Na szczęście Harry znał osobiście wszystkich greckich i rzymskich bogów, dlatego znowu pokona wszelkie niebezpieczeństwo.

Nie wiedział, że to samo śni się jego córce i synowi najlepszego przyjaciela.
Trójkącik? :>

Syriusz i Aurelia już nie spali. Chcieli isc do biblioteki, aby dowiedzieć się czegoś o piekielnej kuźni i Kamieniu Dusz. Rzecz jasna dołączył do nich Severus Longbottom, młodszy od ich o dwa lata, koniecznie chciał, żeby go wzięli co Aurelia podchwyciła z entuzjazmem. Jednak Syriusz nie Chciał się zgodzić.
*przeciera oczy* Nie, powiedzcie mi, że to, co przeczytałem nie jest prawdą...

Nie protestował, udał się po cichu z powrotem, a młodzi poszli dalej. Przy drzwiach biblioteki czuli, że ktoś zrywa z nich pelerynę niewidkę, a potem usłyszeli za sobą stanowczy męski głos.
- Do mojego gabinetu…..Natychmiast.
Dumbledore ma ochotę na nocne igraszki?

Aurelia i Syriusz zbledli, nie śmieli się odwrócić. Jednak mocny męski głos ponowił polecenie.
- Zapraszam do mojego gabinetu……Natychmiast.
Długa przerwa pomiędzy zdaniami musiała być, sądząc po ilości kropek.
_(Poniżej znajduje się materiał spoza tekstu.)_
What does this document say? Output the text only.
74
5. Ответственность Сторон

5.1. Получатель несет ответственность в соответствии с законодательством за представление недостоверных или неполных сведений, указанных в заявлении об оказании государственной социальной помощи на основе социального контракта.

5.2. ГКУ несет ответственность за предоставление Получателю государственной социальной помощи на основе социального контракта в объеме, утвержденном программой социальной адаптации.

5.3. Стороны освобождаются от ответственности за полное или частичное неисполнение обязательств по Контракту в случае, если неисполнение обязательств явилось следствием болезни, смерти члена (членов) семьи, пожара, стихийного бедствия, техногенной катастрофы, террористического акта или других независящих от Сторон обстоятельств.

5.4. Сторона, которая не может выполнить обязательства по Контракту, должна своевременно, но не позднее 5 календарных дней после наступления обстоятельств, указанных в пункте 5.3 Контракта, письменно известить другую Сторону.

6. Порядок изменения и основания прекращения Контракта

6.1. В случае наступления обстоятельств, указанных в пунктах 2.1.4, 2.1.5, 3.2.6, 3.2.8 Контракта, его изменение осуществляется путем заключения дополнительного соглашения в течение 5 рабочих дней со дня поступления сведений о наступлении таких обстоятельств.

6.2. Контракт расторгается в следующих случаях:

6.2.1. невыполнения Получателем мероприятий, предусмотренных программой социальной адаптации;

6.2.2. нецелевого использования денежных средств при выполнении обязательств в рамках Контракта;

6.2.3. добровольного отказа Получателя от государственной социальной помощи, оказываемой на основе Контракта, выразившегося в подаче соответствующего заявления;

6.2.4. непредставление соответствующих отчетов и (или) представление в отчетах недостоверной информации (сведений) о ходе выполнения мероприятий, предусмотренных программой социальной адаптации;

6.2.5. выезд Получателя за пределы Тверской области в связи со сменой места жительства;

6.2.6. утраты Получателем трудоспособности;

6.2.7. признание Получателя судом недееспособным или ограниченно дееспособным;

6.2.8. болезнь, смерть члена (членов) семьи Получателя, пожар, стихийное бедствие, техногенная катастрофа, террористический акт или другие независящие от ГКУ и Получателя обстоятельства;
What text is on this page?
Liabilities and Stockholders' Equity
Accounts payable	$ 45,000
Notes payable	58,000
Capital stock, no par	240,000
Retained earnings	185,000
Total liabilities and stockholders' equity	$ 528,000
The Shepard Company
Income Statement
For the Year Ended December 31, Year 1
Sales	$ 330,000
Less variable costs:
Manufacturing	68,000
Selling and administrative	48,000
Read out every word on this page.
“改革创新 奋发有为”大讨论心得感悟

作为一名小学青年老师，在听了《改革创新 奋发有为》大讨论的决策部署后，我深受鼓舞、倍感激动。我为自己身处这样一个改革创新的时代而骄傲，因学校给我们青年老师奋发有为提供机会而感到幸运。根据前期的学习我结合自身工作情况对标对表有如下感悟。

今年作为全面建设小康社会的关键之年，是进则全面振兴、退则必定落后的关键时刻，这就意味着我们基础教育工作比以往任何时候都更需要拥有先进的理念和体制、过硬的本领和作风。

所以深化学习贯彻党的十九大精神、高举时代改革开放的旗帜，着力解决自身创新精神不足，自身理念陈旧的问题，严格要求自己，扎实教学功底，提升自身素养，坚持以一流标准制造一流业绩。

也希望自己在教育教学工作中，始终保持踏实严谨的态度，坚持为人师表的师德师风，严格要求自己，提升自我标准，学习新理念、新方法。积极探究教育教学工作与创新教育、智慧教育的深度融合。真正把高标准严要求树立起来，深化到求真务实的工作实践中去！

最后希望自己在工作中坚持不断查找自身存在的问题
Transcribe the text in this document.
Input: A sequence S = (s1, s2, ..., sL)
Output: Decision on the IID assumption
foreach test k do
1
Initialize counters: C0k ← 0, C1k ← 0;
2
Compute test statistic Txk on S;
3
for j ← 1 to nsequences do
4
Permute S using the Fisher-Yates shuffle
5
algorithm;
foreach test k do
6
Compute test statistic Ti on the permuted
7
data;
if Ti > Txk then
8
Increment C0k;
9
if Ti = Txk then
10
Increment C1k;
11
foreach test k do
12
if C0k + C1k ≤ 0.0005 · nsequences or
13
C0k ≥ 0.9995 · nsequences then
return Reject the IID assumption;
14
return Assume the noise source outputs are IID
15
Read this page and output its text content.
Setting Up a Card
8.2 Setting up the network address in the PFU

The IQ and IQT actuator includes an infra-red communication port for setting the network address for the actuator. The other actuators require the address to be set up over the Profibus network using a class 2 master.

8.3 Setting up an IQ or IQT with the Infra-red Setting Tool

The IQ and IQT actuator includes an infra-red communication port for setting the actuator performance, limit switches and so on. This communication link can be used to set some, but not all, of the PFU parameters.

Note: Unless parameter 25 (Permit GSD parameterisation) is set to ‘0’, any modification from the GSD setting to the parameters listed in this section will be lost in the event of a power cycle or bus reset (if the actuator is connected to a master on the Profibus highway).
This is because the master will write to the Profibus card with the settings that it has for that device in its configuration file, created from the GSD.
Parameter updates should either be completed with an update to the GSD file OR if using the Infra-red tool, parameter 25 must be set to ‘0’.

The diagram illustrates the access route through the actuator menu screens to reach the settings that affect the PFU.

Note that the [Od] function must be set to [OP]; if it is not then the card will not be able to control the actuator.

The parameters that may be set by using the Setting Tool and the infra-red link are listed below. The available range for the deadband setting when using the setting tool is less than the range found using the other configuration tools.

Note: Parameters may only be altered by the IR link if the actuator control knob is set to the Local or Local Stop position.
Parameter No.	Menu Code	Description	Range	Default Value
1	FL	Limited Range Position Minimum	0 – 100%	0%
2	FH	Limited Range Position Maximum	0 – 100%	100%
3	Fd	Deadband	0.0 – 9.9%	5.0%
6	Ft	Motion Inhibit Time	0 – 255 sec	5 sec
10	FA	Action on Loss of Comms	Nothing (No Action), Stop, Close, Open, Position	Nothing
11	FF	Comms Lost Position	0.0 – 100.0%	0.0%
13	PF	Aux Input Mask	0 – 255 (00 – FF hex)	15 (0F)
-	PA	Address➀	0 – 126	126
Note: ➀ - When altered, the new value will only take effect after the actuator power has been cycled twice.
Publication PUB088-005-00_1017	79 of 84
Odwrócili się i stanęli twarzą w twarz z Argusem Filchem. Wyglądał jakby miał popaść w apopleksję, poczerwieniał cały na twarzy i błądził po nich szalonym wzrokiem.
Argus ma układy ze Śmiercią.

Z cienia wyszedł Harry Potter we własnej osobie, był ubrany w butelkowo – zieloną szatę, wyraz twarzy miał surowy.
- Co się stało Argusie? – spytał z niezwykłą uprzejmością obserwując dwójkę nastolatków, którzy mieli miny zbitych psów.
- Szwędali się po nocy! – wybuchnął woźny. – Muszą ponieść karę! Mówiłem Profesorowi Dumbledore`owi, żeby przywrócił w Hogwarcie kary cielesne, dawno by nie było takich numerów.
- Masz rację - odrzekł po krótkim zastanowieniu Harry - Rozstrzelać ich.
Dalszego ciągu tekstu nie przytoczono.